High-minded, but not really realistic. The idea that everything should be evaluated on its merits has a couple problems:
There isn’t enough time to evaluate everything on the merits. I’m sure there are millions of people out there with arguments and plans on how we should deal with COVID-19. We can’t take a close look at all of that chatter before deciding.
Most things can’t be evaluated on the merits by most people, because they lack the expertise to do so. In the case of this paper, the author linked to many research papers by experts, which is good, but then he wove an argument together out of all that research. And since I don’t have any expertise in any of those fields, I don’t know if he’s evaluating the data correctly, or if he’s ignoring other relevant data that doesn’t support his conclusion.
As a result, everyone relies on mental shortcuts or heuristics when evaluating ideas and arguments to decide how much credence to give them.
But some heuristics are better than others.
For example, when evaluating claims in a high-stakes, high-uncertainty, high-complexity area, like the public policy approach to COVID-19, a good heuristic might be “does this person have expertise or experience in a relevant field?”
A bad heuristic would be: “are the claims being made with very high confidence and in an authoritative style?”
Or the most common bad heuristic of all:
“Does this confirm my previously held beliefs?”
If I’m honest with myself, I have to acknowledge that I would have had much less of a problem with this paper if it agreed with what I already thought to be true. I likely would have just mentally filed it away as another piece of “evidence” supporting my position and moved on. In fact, I suspect that everyone who read that paper who was already persuaded to its conclusions did exactly that.
But that’s the problem: the paper might be built on good arguments, but it was presented in a format and context that encourages the use of bad heuristics. The tone was authoritative and confident, the author didn’t prominently disclose their lack of expertise, it’s fairly long and comprehensive, it’s well-organized, etc. The author even wrote the whole thing using “we” instead of “I”, which subtly gives the impression that a group of people collaborated to write this (which is probably a good heuristic for evaluation, if those people are experts).

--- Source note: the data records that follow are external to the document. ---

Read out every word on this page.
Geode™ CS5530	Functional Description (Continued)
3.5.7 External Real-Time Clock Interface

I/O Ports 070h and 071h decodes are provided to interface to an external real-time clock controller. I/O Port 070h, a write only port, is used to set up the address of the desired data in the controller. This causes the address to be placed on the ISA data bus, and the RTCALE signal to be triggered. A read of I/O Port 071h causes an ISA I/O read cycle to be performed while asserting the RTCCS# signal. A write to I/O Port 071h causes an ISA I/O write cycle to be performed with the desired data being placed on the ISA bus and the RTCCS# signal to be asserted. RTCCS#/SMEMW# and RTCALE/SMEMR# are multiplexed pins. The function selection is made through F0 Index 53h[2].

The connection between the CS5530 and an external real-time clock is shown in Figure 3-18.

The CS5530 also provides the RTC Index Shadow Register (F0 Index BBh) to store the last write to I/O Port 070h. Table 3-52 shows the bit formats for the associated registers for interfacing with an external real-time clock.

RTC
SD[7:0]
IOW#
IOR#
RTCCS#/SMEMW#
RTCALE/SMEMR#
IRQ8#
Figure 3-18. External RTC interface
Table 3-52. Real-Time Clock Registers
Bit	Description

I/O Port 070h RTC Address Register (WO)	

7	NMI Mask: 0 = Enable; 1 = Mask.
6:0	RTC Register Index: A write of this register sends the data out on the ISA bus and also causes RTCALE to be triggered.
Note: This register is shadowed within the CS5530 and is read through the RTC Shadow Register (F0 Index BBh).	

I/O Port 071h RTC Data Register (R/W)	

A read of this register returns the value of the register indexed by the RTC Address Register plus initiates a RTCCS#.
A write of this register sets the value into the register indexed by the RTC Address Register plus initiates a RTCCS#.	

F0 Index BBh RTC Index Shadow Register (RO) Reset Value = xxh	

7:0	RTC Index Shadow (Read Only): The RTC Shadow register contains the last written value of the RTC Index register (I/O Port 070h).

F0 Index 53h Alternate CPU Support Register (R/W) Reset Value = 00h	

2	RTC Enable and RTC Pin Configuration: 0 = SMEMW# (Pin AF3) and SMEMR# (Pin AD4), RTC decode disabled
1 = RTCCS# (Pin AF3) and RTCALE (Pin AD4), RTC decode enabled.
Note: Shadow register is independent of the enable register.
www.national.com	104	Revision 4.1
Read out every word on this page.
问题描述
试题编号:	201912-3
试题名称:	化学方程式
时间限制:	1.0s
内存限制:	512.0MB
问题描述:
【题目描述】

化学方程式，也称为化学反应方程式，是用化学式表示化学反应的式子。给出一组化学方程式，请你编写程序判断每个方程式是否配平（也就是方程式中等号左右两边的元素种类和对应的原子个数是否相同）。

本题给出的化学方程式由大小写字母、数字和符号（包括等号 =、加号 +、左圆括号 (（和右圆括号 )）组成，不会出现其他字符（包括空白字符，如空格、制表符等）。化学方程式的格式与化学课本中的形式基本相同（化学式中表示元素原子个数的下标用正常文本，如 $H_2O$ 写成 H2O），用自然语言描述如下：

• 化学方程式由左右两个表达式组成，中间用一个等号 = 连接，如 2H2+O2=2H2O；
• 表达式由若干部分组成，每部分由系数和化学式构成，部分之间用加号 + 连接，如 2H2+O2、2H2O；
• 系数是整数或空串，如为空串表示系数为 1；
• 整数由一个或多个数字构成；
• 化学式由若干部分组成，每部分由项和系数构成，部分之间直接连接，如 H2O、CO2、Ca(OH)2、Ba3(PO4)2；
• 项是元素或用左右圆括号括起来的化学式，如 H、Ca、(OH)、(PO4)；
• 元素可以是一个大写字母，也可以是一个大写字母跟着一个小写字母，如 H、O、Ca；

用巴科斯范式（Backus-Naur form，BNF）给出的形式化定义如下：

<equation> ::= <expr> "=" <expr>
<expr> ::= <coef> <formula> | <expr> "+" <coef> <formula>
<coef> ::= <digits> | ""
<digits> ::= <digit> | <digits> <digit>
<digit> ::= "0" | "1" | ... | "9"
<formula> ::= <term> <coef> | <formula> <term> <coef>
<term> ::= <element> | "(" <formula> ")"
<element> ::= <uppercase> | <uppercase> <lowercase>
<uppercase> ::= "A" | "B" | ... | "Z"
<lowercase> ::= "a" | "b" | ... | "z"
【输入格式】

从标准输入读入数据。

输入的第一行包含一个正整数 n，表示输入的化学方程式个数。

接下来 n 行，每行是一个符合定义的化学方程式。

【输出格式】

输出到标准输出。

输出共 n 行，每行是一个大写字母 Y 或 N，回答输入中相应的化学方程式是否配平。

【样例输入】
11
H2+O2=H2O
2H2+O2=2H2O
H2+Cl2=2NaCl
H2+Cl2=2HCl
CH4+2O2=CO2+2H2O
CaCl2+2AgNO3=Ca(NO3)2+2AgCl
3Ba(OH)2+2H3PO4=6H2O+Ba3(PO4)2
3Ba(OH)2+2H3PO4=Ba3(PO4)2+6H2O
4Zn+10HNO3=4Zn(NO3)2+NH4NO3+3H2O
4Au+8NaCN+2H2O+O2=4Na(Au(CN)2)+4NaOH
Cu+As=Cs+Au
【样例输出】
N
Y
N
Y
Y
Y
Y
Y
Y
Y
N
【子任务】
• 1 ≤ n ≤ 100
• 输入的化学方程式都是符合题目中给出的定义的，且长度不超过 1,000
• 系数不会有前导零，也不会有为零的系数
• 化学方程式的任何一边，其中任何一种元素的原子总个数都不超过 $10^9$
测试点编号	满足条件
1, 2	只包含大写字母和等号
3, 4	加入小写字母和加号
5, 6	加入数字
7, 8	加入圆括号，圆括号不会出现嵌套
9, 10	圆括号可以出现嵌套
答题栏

At first glance, it looks like a comprehensive, evidence-driven report by a group of experts. As a result, the non-expert reader who can’t really evaluate the base claims is left with little in the way of good heuristics upon which to base their evaluation, which leads to them falling back on bad thinking.
This is exactly why the author wrote and presented the paper in such a format.
Doing so is a form of sophistry, where you care more about winning the argument than making your case in good faith. It’s pretty rich to be saying you want your claims evaluated on the merits while also going out of your way to encourage people to do the opposite.
If you are someone who has influence, who has an audience, who tries to persuade people that your ideas are true, you have a responsibility to not only make good arguments, but to provide them in a format and context that encourages the right kind of evaluation of those arguments.
And if you are reluctant to do so because it weakens your case, maybe you should rethink what you’re doing.